Naruto tidak menjawab, dan Sasuke menyadari bahwa Sakura tengah menanyainya. "Uh, kita pernah bertemu— " ia mulai menjawab, "minggu lalu di toko buku. Kau menjatuhkan buku di bagian novel roman." Ya tuhan, Sasuke kedengaran seperti orang yang terobsesi, seperti setelah dia pulang dari toko buku dia lantas menulis tiap detail kejadian itu di buku harian. Padahal tidak; Sasuke hanya orang yang memiliki ingatan yang sangat baik.

"Oh, benar…" Sakura tersenyum, tidak menyadari hura-hura di dalam kepala Sasuke, "aku ingat. Siapa ini?" tanyanya, mengedikan dagu ke arah Naruto.

"Aku sahabat terbaiknya," jawabnya semangat. Sasuke menyikut Naruto supaya diam, "namaku Naruto, kalau kau?"

"Sakura," jawabnya datar. Naruto terlihat bingung mendengar nada suaranya yang berubah, Sakura meneruskan, "jangan jatuh cinta padaku, atau sahabatmu juga akan ikut- ikutan. Nanti bisa- bisa kita terlibat kisah drama yang klise."

Sasuke menatap Sakura, kehilangan kata-kata. Sakura mengangkat bahu.

"Hanya mencoba mengatur plot, aku menghindari kisah klise. Kau akan berterimakasih padaku suatu hari nanti."

Dengan itu, Sakura pergi, rambutnya mengayun bersama dengan langkahnya. Sasuke menatap kepergiannya.

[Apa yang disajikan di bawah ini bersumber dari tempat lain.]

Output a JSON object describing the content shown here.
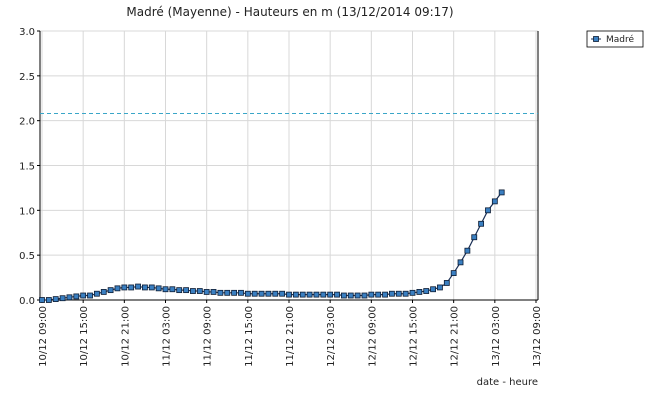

Naruto menatap Sasuke.

"Kenapa kau kenal dengan semua cewek cantik?" Naruto menggelengkan kepalanya sedih, "dan kenapa semua cewek cantik itu sinting?"

Sasuke memukul tengkuk Naruto.


Satu pertemuan aneh, bisa ditoleransi. Yang kedua murni kebetulan. Di pertemuan ketiga, Sasuke mulai cemas apakah Sakura menguntitnya. Bukan kali pertama untuknya dibuntuti seseorang, namun melihat Sakura yang bahkan tidak melihat ke arahnya, Sasuke meragukan apakah teorinya benar.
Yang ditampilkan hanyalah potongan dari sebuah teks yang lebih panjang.